Some of the advice still holds up.

Holiday parties can stir up some sticky etiquette situations: Is it creepy to lurk under a sprig of mistletoe? How rude is it to snatch up the last Santa-shaped sugar cookie?

Women strutting out to holiday soirees in 19th-century Boston faced some quandaries, too, besides the sheer mechanics of navigating snowbanks in swirling skirts. Some of them turned to The Ladies’ Book of Etiquette and Manual of Politeness, penned by Florence Hartley in 1860. The guidebook schooled upper-crust guests and hostesses in rules for festive occasions.

The text is full of outmoded advice—archaic gender roles, for instance, and the absurd suggestion that there won’t be a mutiny if you only serve drinks instead of finger food. (Please don’t do this.) But there are some nuggets that still hold up today.

RSVP already

You have friends! Some of them want to spend time with you! That’s great. Don’t just ignore the invitation, or shove it under a pile of cheese-of-the-month catalogs until you’re sure that there’s no better offer coming along.
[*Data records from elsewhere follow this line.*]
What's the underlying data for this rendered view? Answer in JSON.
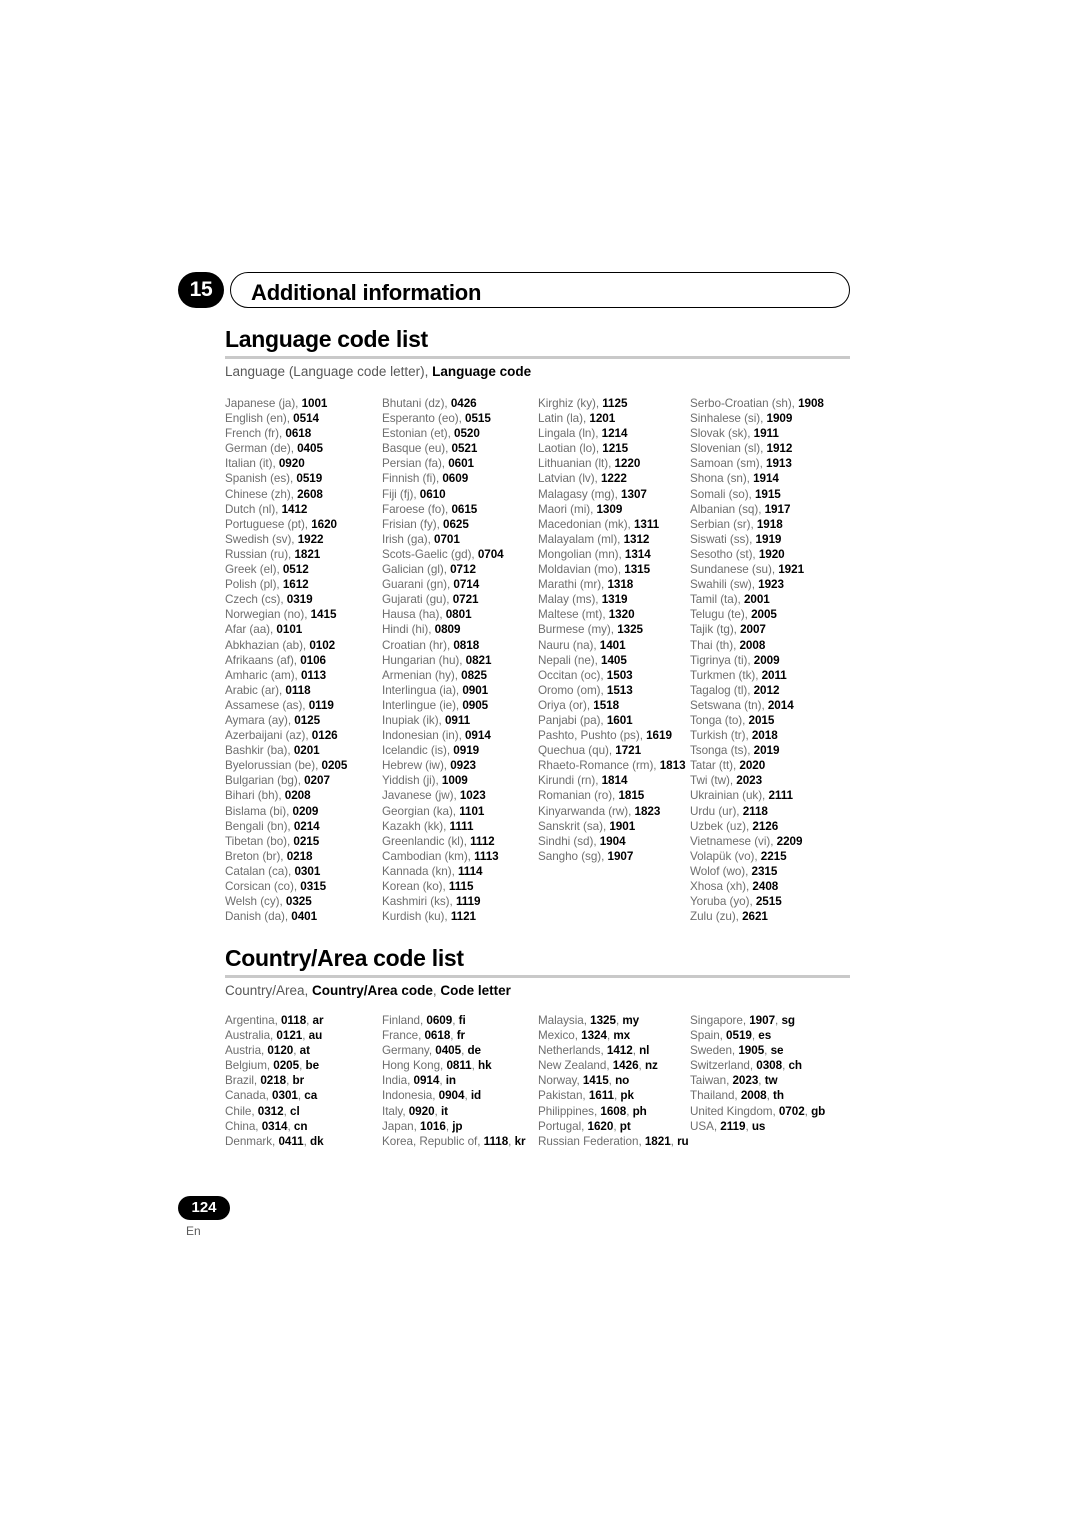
{
  "chapter": {
    "number": "15",
    "title": "Additional information"
  },
  "language_section": {
    "heading": "Language code list",
    "legend_plain_1": "Language (Language code letter), ",
    "legend_bold": "Language code",
    "columns": [
      [
        {
          "name": "Japanese (ja), ",
          "code": "1001"
        },
        {
          "name": "English (en), ",
          "code": "0514"
        },
        {
          "name": "French (fr), ",
          "code": "0618"
        },
        {
          "name": "German (de), ",
          "code": "0405"
        },
        {
          "name": "Italian (it), ",
          "code": "0920"
        },
        {
          "name": "Spanish (es), ",
          "code": "0519"
        },
        {
          "name": "Chinese (zh), ",
          "code": "2608"
        },
        {
          "name": "Dutch (nl), ",
          "code": "1412"
        },
        {
          "name": "Portuguese (pt), ",
          "code": "1620"
        },
        {
          "name": "Swedish (sv), ",
          "code": "1922"
        },
        {
          "name": "Russian (ru), ",
          "code": "1821"
        },
        {
          "name": "Greek (el), ",
          "code": "0512"
        },
        {
          "name": "Polish (pl), ",
          "code": "1612"
        },
        {
          "name": "Czech (cs), ",
          "code": "0319"
        },
        {
          "name": "Norwegian (no), ",
          "code": "1415"
        },
        {
          "name": "Afar (aa), ",
          "code": "0101"
        },
        {
          "name": "Abkhazian (ab), ",
          "code": "0102"
        },
        {
          "name": "Afrikaans (af), ",
          "code": "0106"
        },
        {
          "name": "Amharic (am), ",
          "code": "0113"
        },
        {
          "name": "Arabic (ar), ",
          "code": "0118"
        },
        {
          "name": "Assamese (as), ",
          "code": "0119"
        },
        {
          "name": "Aymara (ay), ",
          "code": "0125"
        },
        {
          "name": "Azerbaijani (az), ",
          "code": "0126"
        },
        {
          "name": "Bashkir (ba), ",
          "code": "0201"
        },
        {
          "name": "Byelorussian (be), ",
          "code": "0205"
        },
        {
          "name": "Bulgarian (bg), ",
          "code": "0207"
        },
        {
          "name": "Bihari (bh), ",
          "code": "0208"
        },
        {
          "name": "Bislama (bi), ",
          "code": "0209"
        },
        {
          "name": "Bengali (bn), ",
          "code": "0214"
        },
        {
          "name": "Tibetan (bo), ",
          "code": "0215"
        },
        {
          "name": "Breton (br), ",
          "code": "0218"
        },
        {
          "name": "Catalan (ca), ",
          "code": "0301"
        },
        {
          "name": "Corsican (co), ",
          "code": "0315"
        },
        {
          "name": "Welsh (cy), ",
          "code": "0325"
        },
        {
          "name": "Danish (da), ",
          "code": "0401"
        }
      ],
      [
        {
          "name": "Bhutani (dz), ",
          "code": "0426"
        },
        {
          "name": "Esperanto (eo), ",
          "code": "0515"
        },
        {
          "name": "Estonian (et), ",
          "code": "0520"
        },
        {
          "name": "Basque (eu), ",
          "code": "0521"
        },
        {
          "name": "Persian (fa), ",
          "code": "0601"
        },
        {
          "name": "Finnish (fi), ",
          "code": "0609"
        },
        {
          "name": "Fiji (fj), ",
          "code": "0610"
        },
        {
          "name": "Faroese (fo), ",
          "code": "0615"
        },
        {
          "name": "Frisian (fy), ",
          "code": "0625"
        },
        {
          "name": "Irish (ga), ",
          "code": "0701"
        },
        {
          "name": "Scots-Gaelic (gd), ",
          "code": "0704"
        },
        {
          "name": "Galician (gl), ",
          "code": "0712"
        },
        {
          "name": "Guarani (gn), ",
          "code": "0714"
        },
        {
          "name": "Gujarati (gu), ",
          "code": "0721"
        },
        {
          "name": "Hausa (ha), ",
          "code": "0801"
        },
        {
          "name": "Hindi (hi), ",
          "code": "0809"
        },
        {
          "name": "Croatian (hr), ",
          "code": "0818"
        },
        {
          "name": "Hungarian (hu), ",
          "code": "0821"
        },
        {
          "name": "Armenian (hy), ",
          "code": "0825"
        },
        {
          "name": "Interlingua (ia), ",
          "code": "0901"
        },
        {
          "name": "Interlingue (ie), ",
          "code": "0905"
        },
        {
          "name": "Inupiak (ik), ",
          "code": "0911"
        },
        {
          "name": "Indonesian (in), ",
          "code": "0914"
        },
        {
          "name": "Icelandic (is), ",
          "code": "0919"
        },
        {
          "name": "Hebrew (iw), ",
          "code": "0923"
        },
        {
          "name": "Yiddish (ji), ",
          "code": "1009"
        },
        {
          "name": "Javanese (jw), ",
          "code": "1023"
        },
        {
          "name": "Georgian (ka), ",
          "code": "1101"
        },
        {
          "name": "Kazakh (kk), ",
          "code": "1111"
        },
        {
          "name": "Greenlandic (kl), ",
          "code": "1112"
        },
        {
          "name": "Cambodian (km), ",
          "code": "1113"
        },
        {
          "name": "Kannada (kn), ",
          "code": "1114"
        },
        {
          "name": "Korean (ko), ",
          "code": "1115"
        },
        {
          "name": "Kashmiri (ks), ",
          "code": "1119"
        },
        {
          "name": "Kurdish (ku), ",
          "code": "1121"
        }
      ],
      [
        {
          "name": "Kirghiz (ky), ",
          "code": "1125"
        },
        {
          "name": "Latin (la), ",
          "code": "1201"
        },
        {
          "name": "Lingala (ln), ",
          "code": "1214"
        },
        {
          "name": "Laotian (lo), ",
          "code": "1215"
        },
        {
          "name": "Lithuanian (lt), ",
          "code": "1220"
        },
        {
          "name": "Latvian (lv), ",
          "code": "1222"
        },
        {
          "name": "Malagasy (mg), ",
          "code": "1307"
        },
        {
          "name": "Maori (mi), ",
          "code": "1309"
        },
        {
          "name": "Macedonian (mk), ",
          "code": "1311"
        },
        {
          "name": "Malayalam (ml), ",
          "code": "1312"
        },
        {
          "name": "Mongolian (mn), ",
          "code": "1314"
        },
        {
          "name": "Moldavian (mo), ",
          "code": "1315"
        },
        {
          "name": "Marathi (mr), ",
          "code": "1318"
        },
        {
          "name": "Malay (ms), ",
          "code": "1319"
        },
        {
          "name": "Maltese (mt), ",
          "code": "1320"
        },
        {
          "name": "Burmese (my), ",
          "code": "1325"
        },
        {
          "name": "Nauru (na), ",
          "code": "1401"
        },
        {
          "name": "Nepali (ne), ",
          "code": "1405"
        },
        {
          "name": "Occitan (oc), ",
          "code": "1503"
        },
        {
          "name": "Oromo (om), ",
          "code": "1513"
        },
        {
          "name": "Oriya (or), ",
          "code": "1518"
        },
        {
          "name": "Panjabi (pa), ",
          "code": "1601"
        },
        {
          "name": "Pashto, Pushto (ps), ",
          "code": "1619"
        },
        {
          "name": "Quechua (qu), ",
          "code": "1721"
        },
        {
          "name": "Rhaeto-Romance (rm), ",
          "code": "1813",
          "wrap": true
        },
        {
          "name": "Kirundi (rn), ",
          "code": "1814"
        },
        {
          "name": "Romanian (ro), ",
          "code": "1815"
        },
        {
          "name": "Kinyarwanda (rw), ",
          "code": "1823"
        },
        {
          "name": "Sanskrit (sa), ",
          "code": "1901"
        },
        {
          "name": "Sindhi (sd), ",
          "code": "1904"
        },
        {
          "name": "Sangho (sg), ",
          "code": "1907"
        }
      ],
      [
        {
          "name": "Serbo-Croatian (sh), ",
          "code": "1908"
        },
        {
          "name": "Sinhalese (si), ",
          "code": "1909"
        },
        {
          "name": "Slovak (sk), ",
          "code": "1911"
        },
        {
          "name": "Slovenian (sl), ",
          "code": "1912"
        },
        {
          "name": "Samoan (sm), ",
          "code": "1913"
        },
        {
          "name": "Shona (sn), ",
          "code": "1914"
        },
        {
          "name": "Somali (so), ",
          "code": "1915"
        },
        {
          "name": "Albanian (sq), ",
          "code": "1917"
        },
        {
          "name": "Serbian (sr), ",
          "code": "1918"
        },
        {
          "name": "Siswati (ss), ",
          "code": "1919"
        },
        {
          "name": "Sesotho (st), ",
          "code": "1920"
        },
        {
          "name": "Sundanese (su), ",
          "code": "1921"
        },
        {
          "name": "Swahili (sw), ",
          "code": "1923"
        },
        {
          "name": "Tamil (ta), ",
          "code": "2001"
        },
        {
          "name": "Telugu (te), ",
          "code": "2005"
        },
        {
          "name": "Tajik (tg), ",
          "code": "2007"
        },
        {
          "name": "Thai (th), ",
          "code": "2008"
        },
        {
          "name": "Tigrinya (ti), ",
          "code": "2009"
        },
        {
          "name": "Turkmen (tk), ",
          "code": "2011"
        },
        {
          "name": "Tagalog (tl), ",
          "code": "2012"
        },
        {
          "name": "Setswana (tn), ",
          "code": "2014"
        },
        {
          "name": "Tonga (to), ",
          "code": "2015"
        },
        {
          "name": "Turkish (tr), ",
          "code": "2018"
        },
        {
          "name": "Tsonga (ts), ",
          "code": "2019"
        },
        {
          "name": "Tatar (tt), ",
          "code": "2020"
        },
        {
          "name": "Twi (tw), ",
          "code": "2023"
        },
        {
          "name": "Ukrainian (uk), ",
          "code": "2111"
        },
        {
          "name": "Urdu (ur), ",
          "code": "2118"
        },
        {
          "name": "Uzbek (uz), ",
          "code": "2126"
        },
        {
          "name": "Vietnamese (vi), ",
          "code": "2209"
        },
        {
          "name": "Volapük (vo), ",
          "code": "2215"
        },
        {
          "name": "Wolof (wo), ",
          "code": "2315"
        },
        {
          "name": "Xhosa (xh), ",
          "code": "2408"
        },
        {
          "name": "Yoruba (yo), ",
          "code": "2515"
        },
        {
          "name": "Zulu (zu), ",
          "code": "2621"
        }
      ]
    ]
  },
  "country_section": {
    "heading": "Country/Area code list",
    "legend_plain_1": "Country/Area, ",
    "legend_bold_1": "Country/Area code",
    "legend_plain_2": ", ",
    "legend_bold_2": "Code letter",
    "columns": [
      [
        {
          "name": "Argentina, ",
          "code": "0118",
          "letter": "ar"
        },
        {
          "name": "Australia, ",
          "code": "0121",
          "letter": "au"
        },
        {
          "name": "Austria, ",
          "code": "0120",
          "letter": "at"
        },
        {
          "name": "Belgium, ",
          "code": "0205",
          "letter": "be"
        },
        {
          "name": "Brazil, ",
          "code": "0218",
          "letter": "br"
        },
        {
          "name": "Canada, ",
          "code": "0301",
          "letter": "ca"
        },
        {
          "name": "Chile, ",
          "code": "0312",
          "letter": "cl"
        },
        {
          "name": "China, ",
          "code": "0314",
          "letter": "cn"
        },
        {
          "name": "Denmark, ",
          "code": "0411",
          "letter": "dk"
        }
      ],
      [
        {
          "name": "Finland, ",
          "code": "0609",
          "letter": "fi"
        },
        {
          "name": "France, ",
          "code": "0618",
          "letter": "fr"
        },
        {
          "name": "Germany, ",
          "code": "0405",
          "letter": "de"
        },
        {
          "name": "Hong Kong, ",
          "code": "0811",
          "letter": "hk"
        },
        {
          "name": "India, ",
          "code": "0914",
          "letter": "in"
        },
        {
          "name": "Indonesia, ",
          "code": "0904",
          "letter": "id"
        },
        {
          "name": "Italy, ",
          "code": "0920",
          "letter": "it"
        },
        {
          "name": "Japan, ",
          "code": "1016",
          "letter": "jp"
        },
        {
          "name": "Korea, Republic of, ",
          "code": "1118",
          "letter": "kr"
        }
      ],
      [
        {
          "name": "Malaysia, ",
          "code": "1325",
          "letter": "my"
        },
        {
          "name": "Mexico, ",
          "code": "1324",
          "letter": "mx"
        },
        {
          "name": "Netherlands, ",
          "code": "1412",
          "letter": "nl"
        },
        {
          "name": "New Zealand, ",
          "code": "1426",
          "letter": "nz"
        },
        {
          "name": "Norway, ",
          "code": "1415",
          "letter": "no"
        },
        {
          "name": "Pakistan, ",
          "code": "1611",
          "letter": "pk"
        },
        {
          "name": "Philippines, ",
          "code": "1608",
          "letter": "ph"
        },
        {
          "name": "Portugal, ",
          "code": "1620",
          "letter": "pt"
        },
        {
          "name": "Russian Federation, ",
          "code": "1821",
          "letter": "ru"
        }
      ],
      [
        {
          "name": "Singapore, ",
          "code": "1907",
          "letter": "sg"
        },
        {
          "name": "Spain, ",
          "code": "0519",
          "letter": "es"
        },
        {
          "name": "Sweden, ",
          "code": "1905",
          "letter": "se"
        },
        {
          "name": "Switzerland, ",
          "code": "0308",
          "letter": "ch"
        },
        {
          "name": "Taiwan, ",
          "code": "2023",
          "letter": "tw"
        },
        {
          "name": "Thailand, ",
          "code": "2008",
          "letter": "th"
        },
        {
          "name": "United Kingdom, ",
          "code": "0702",
          "letter": "gb"
        },
        {
          "name": "USA, ",
          "code": "2119",
          "letter": "us"
        }
      ]
    ]
  },
  "footer": {
    "page_number": "124",
    "language_code": "En"
  }
}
Hartley beseeched prospective attendees to answer any invites immediately, and, “if, after accepting an invitation, any unforeseen event prevents your keeping the engagement, write a second note, containing your regrets.” Facebook has nixed its “maybe” button for events, so it’s time to make up your mind one way or the other.

Dress for the occasion

Hartley suggested that guests “show that you honor the occasion by a tasteful dress.” In 2015, “honoring the occasion” means pulling on an ugly sweater if your host asks you to. There’s no shame in a giant reindeer.
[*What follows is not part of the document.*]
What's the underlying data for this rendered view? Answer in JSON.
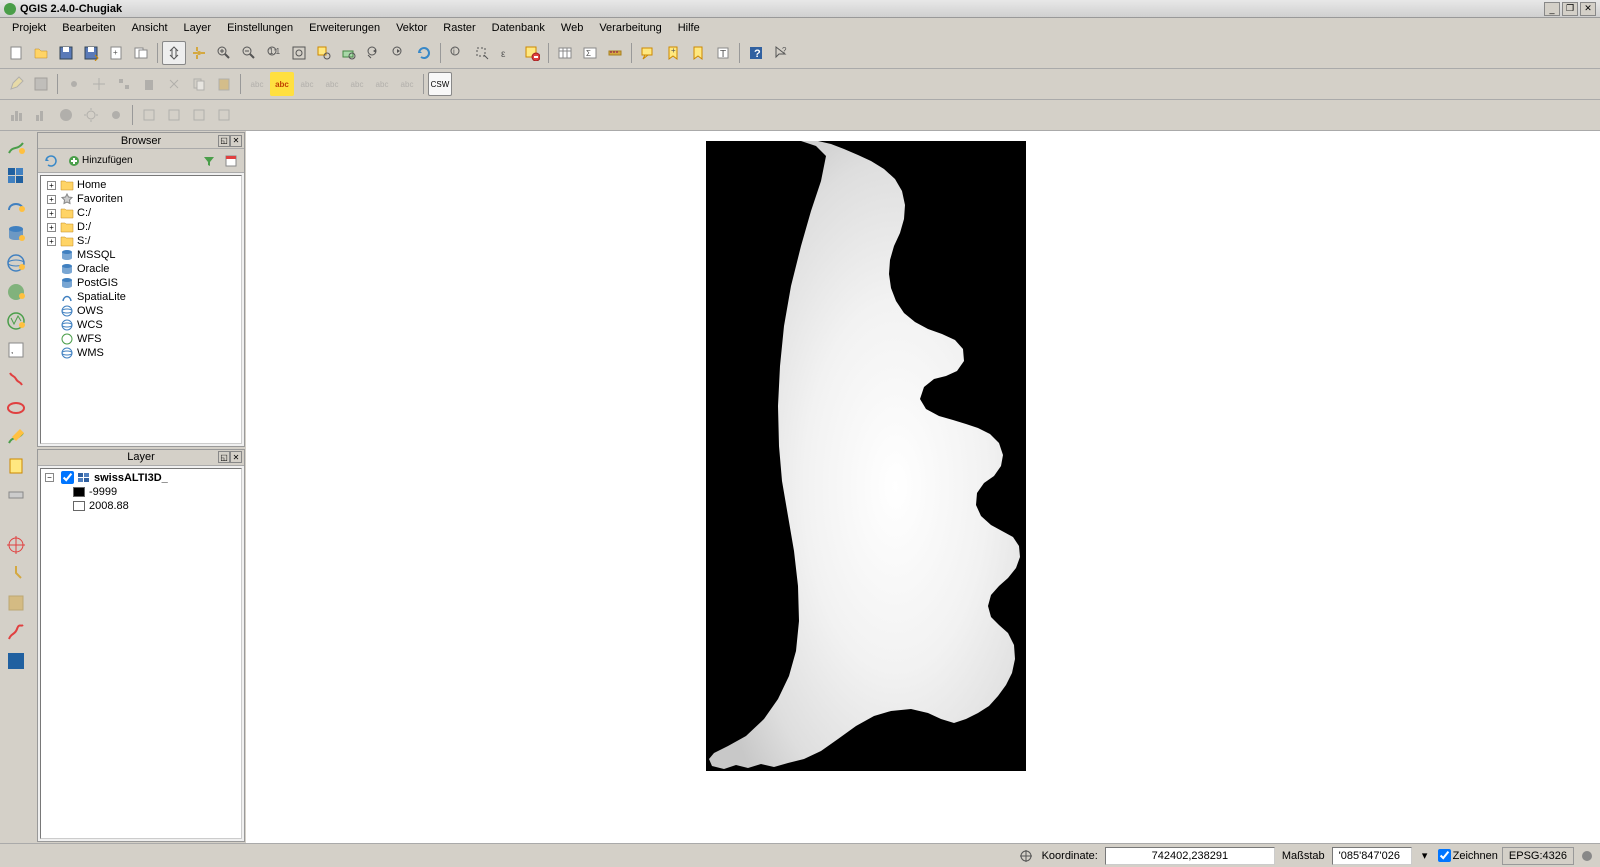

If you’re going to talk trash, do it in private

In a picturesque, snow-globe version of the world, maybe we wouldn’t make fun of each other. But that wasn’t true in Hartley’s time, and it’s not the case now. She suggested: “Avoid all confidential communications or private remarks in the dressing-room. You may be overheard, and give pain or cause annoyance by your untimely conversation.” Still a solid suggestion.

Don’t overdo the karaoke

Hartley wrote that musicians invited to play or sing should “comply gracefully, and after one piece, leave the instrument.” She was talking about classy string instruments, but it applies to anything loud. Probably best to check with a friend before belting out any rendition. The best laid plans can go awry after too much spiked eggnog.